Voci da mondi diversi. Russia
autobiografia
Ljudmila Petruševskaja, “La
bambina dell’hotel Metropole”
Ed. Brioschi, trad. Marcucci e Zonghetti, pagg. 268, Euro 18,00
Se l’hotel Metropole di Mosca potesse parlare…Racconterebbe di tutte le
persone che sono passate sotto i lampadari di cristallo dal giorno della sua
inaugurazione nel 1905, ad iniziare da Rasputin che vi organizzava i suoi
sfrenati festini, fino a quando, via i lampadari, via i mobili pregiati,
sostituiti da lampade a cherosene e
panche di legno, basta nobili ospiti, avanti i bolscevichi che ne fecero il
loro quartier generale.
Sono nata nell’albergo Metropole,
una specie di seconda Casa dei Soviet con le stanze occupate da vecchi
bolscevichi- tra cui mio bisnonno Tato, membro dal 1889 del Partito
socialdemocratico russo.
Inizia così il breve romanzo autobiografico della scrittrice russa
Ljudmila Petruševskaja, vincitrice del più importante
premio letterario russo, dapprima pubblicata clandestinamente e nota soprattutto
ai conoscitori della letteratura russa underground.
Samara |
La data che segna la vita della bambina del Metropole come uno
spartiacque è il 1941 quando, a causa della guerra, la sua famiglia fu evacuata
da Mosca a Kujbishev, ora Samara- un viaggio lunghissimo in treno che la bimba
Ljudmila fece in braccio al bisnonno Tato che si era fatto canguro per lei,
avvolta nel tepore della sua pelliccia di lupo. E poi, un paio di anni più
tardi, la mamma ritornò a Mosca a studiare, lasciando la bambina affidata a sua
madre e a sua sorella- il padre di Ljudmila si era volatilizzato da un pezzo,
lei lo avrebbe rivisto, fuggevolmente, quando aveva tredici anni.

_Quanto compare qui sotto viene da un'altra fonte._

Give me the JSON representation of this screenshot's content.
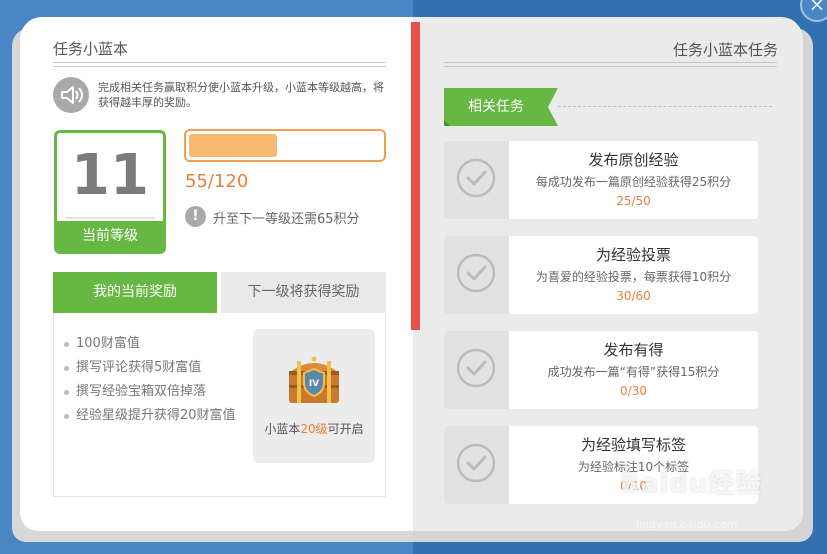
{
  "left": {
    "title": "任务小蓝本",
    "description": "完成相关任务赢取积分使小蓝本升级，小蓝本等级越高，将获得越丰厚的奖励。",
    "level": {
      "number": "11",
      "label": "当前等级"
    },
    "progress": {
      "text": "55/120",
      "fraction": 0.458
    },
    "next_level_hint": "升至下一等级还需65积分",
    "tabs": [
      "我的当前奖励",
      "下一级将获得奖励"
    ],
    "rewards": [
      "100财富值",
      "撰写评论获得5财富值",
      "撰写经验宝箱双倍掉落",
      "经验星级提升获得20财富值"
    ],
    "chest": {
      "badge": "IV",
      "caption_pre": "小蓝本",
      "caption_hl": "20级",
      "caption_post": "可开启"
    }
  },
  "right": {
    "title": "任务小蓝本任务",
    "section_label": "相关任务",
    "tasks": [
      {
        "title": "发布原创经验",
        "desc": "每成功发布一篇原创经验获得25积分",
        "progress": "25/50"
      },
      {
        "title": "为经验投票",
        "desc": "为喜爱的经验投票，每票获得10积分",
        "progress": "30/60"
      },
      {
        "title": "发布有得",
        "desc": "成功发布一篇“有得”获得15积分",
        "progress": "0/30"
      },
      {
        "title": "为经验填写标签",
        "desc": "为经验标注10个标签",
        "progress": "0/10"
      }
    ]
  },
  "watermark": {
    "brand": "Baidu经验",
    "url": "jingyan.baidu.com"
  },
  "icons": {
    "speaker": "speaker-icon",
    "warning": "exclamation-icon",
    "check": "check-circle-icon",
    "close": "close-icon",
    "chest": "treasure-chest-icon"
  },
  "colors": {
    "green": "#67b843",
    "orange": "#e8813d",
    "red_spine": "#e8504a",
    "blue_bg": "#3a78b7"
  }
}
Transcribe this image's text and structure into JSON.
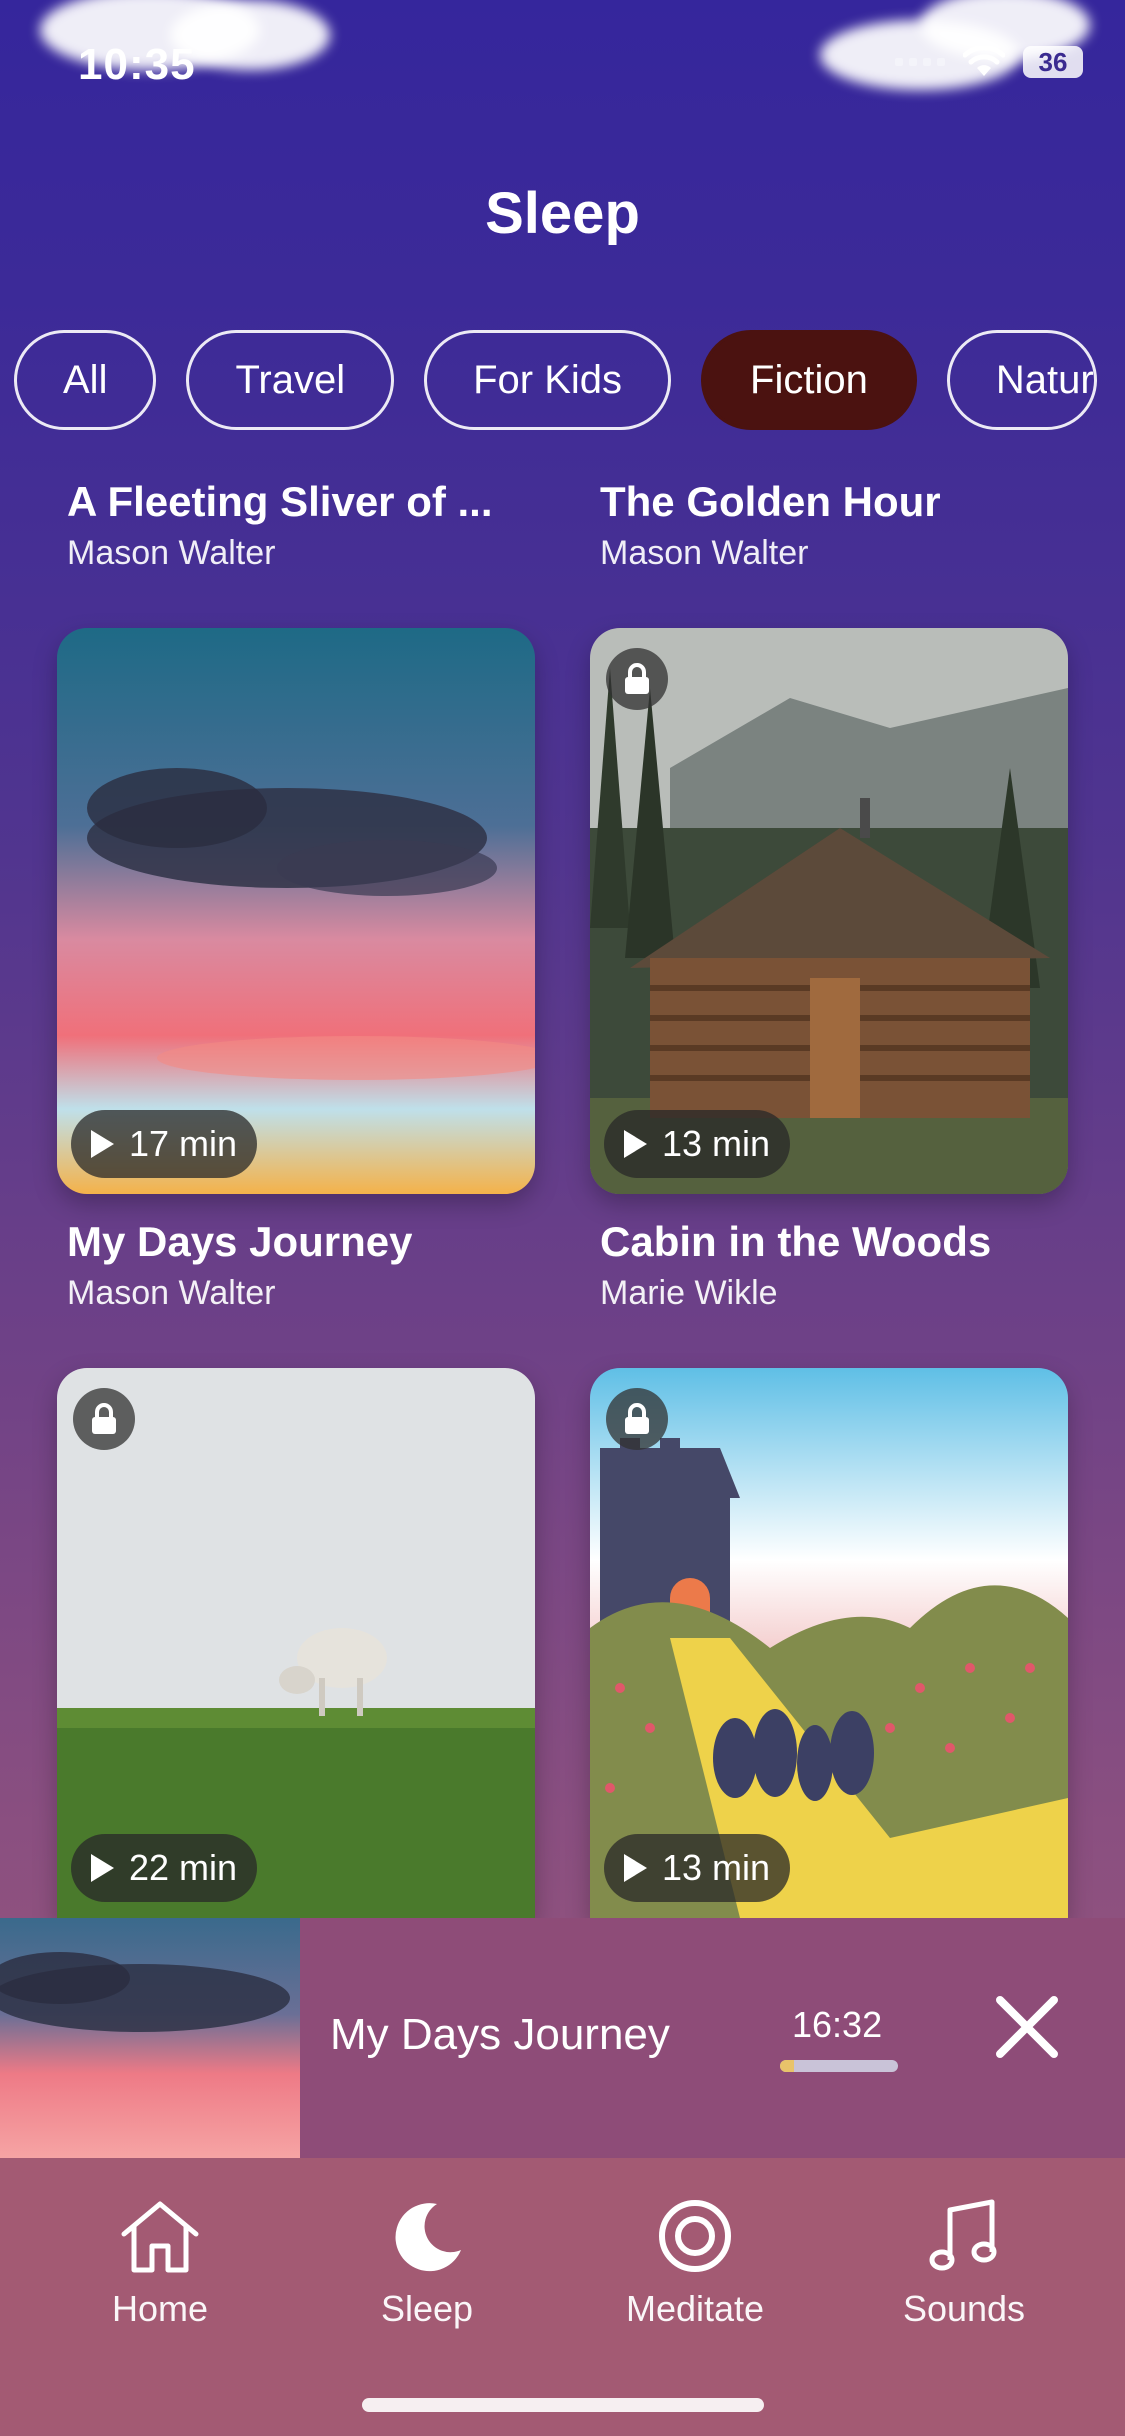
{
  "status_bar": {
    "time": "10:35",
    "battery": "36"
  },
  "header": {
    "title": "Sleep"
  },
  "categories": [
    {
      "label": "All",
      "active": false
    },
    {
      "label": "Travel",
      "active": false
    },
    {
      "label": "For Kids",
      "active": false
    },
    {
      "label": "Fiction",
      "active": true
    },
    {
      "label": "Natur",
      "active": false
    }
  ],
  "stories": [
    {
      "title": "A Fleeting Sliver of ...",
      "author": "Mason Walter"
    },
    {
      "title": "The Golden Hour",
      "author": "Mason Walter"
    },
    {
      "title": "My Days Journey",
      "author": "Mason Walter",
      "duration": "17 min",
      "locked": false
    },
    {
      "title": "Cabin in the Woods",
      "author": "Marie Wikle",
      "duration": "13 min",
      "locked": true
    },
    {
      "duration": "22 min",
      "locked": true
    },
    {
      "duration": "13 min",
      "locked": true
    }
  ],
  "player": {
    "title": "My Days Journey",
    "time": "16:32",
    "progress": 0.12
  },
  "tabs": [
    {
      "label": "Home",
      "icon": "home-icon"
    },
    {
      "label": "Sleep",
      "icon": "moon-icon",
      "active": true
    },
    {
      "label": "Meditate",
      "icon": "target-icon"
    },
    {
      "label": "Sounds",
      "icon": "music-note-icon"
    }
  ],
  "colors": {
    "active_chip": "#4b1210",
    "progress_fill": "#e8c36a",
    "tab_bar": "#a35a73",
    "player_bg": "#8e4c78"
  }
}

È sconvolgente leggere dell’infanzia della scrittrice, della grande
fame, con una tessera annonaria che concedeva 300 gr. di pane al giorno
(ammesso che ce ne fosse ancora quando arrivava il loro turno), del freddo (la
bambina non poteva andare a scuola: restava tutto l’inverno in casa perché non
aveva le scarpe. E non aveva neppure le mutandine, faceva un nodo alla
maglietta tra le gambe), dei giochi in strada, dei pericoli corsi quando lei,
emarginata da tutti, veniva invitata ad andare dietro la staccionata con dei
ragazzini che le assicuravano protezione se lei ‘ci stava’, dell’accattonaggio
di cui aveva imparato le strategie, di quella insaziabile voglia di libertà che
la faceva scappare di continuo da casa, tanto più se veniva rinchiusa.
Più
tardi la madre, dopo averla riportata a Mosca, non sapendo come gestire una
bambina così ‘selvaggia’, l’aveva mandata al campo dei pionieri e poi in un
istituto per bambini denutriti. Con tutto questo, con alloggi di fortuna,
condividendo una stanza con il nonno, dormendo sotto il tavolo, in qualche modo
questa bambina è riuscita a diventare la giovane donna che iniziò a scrivere
come giornalista per passare poi al teatro, su cui la censura era meno stretta
al tempo della perestrojka, e a pubblicare novelle e romanzi. Straordinario.
Una donna straordinaria con una vita straordinaria che è una lezione per tutti
noi. Uno stile vivace che trasforma lo squallore e le difficoltà in
un’avventura, in una sfida, in una battaglia da cui bisogna uscire vincitori.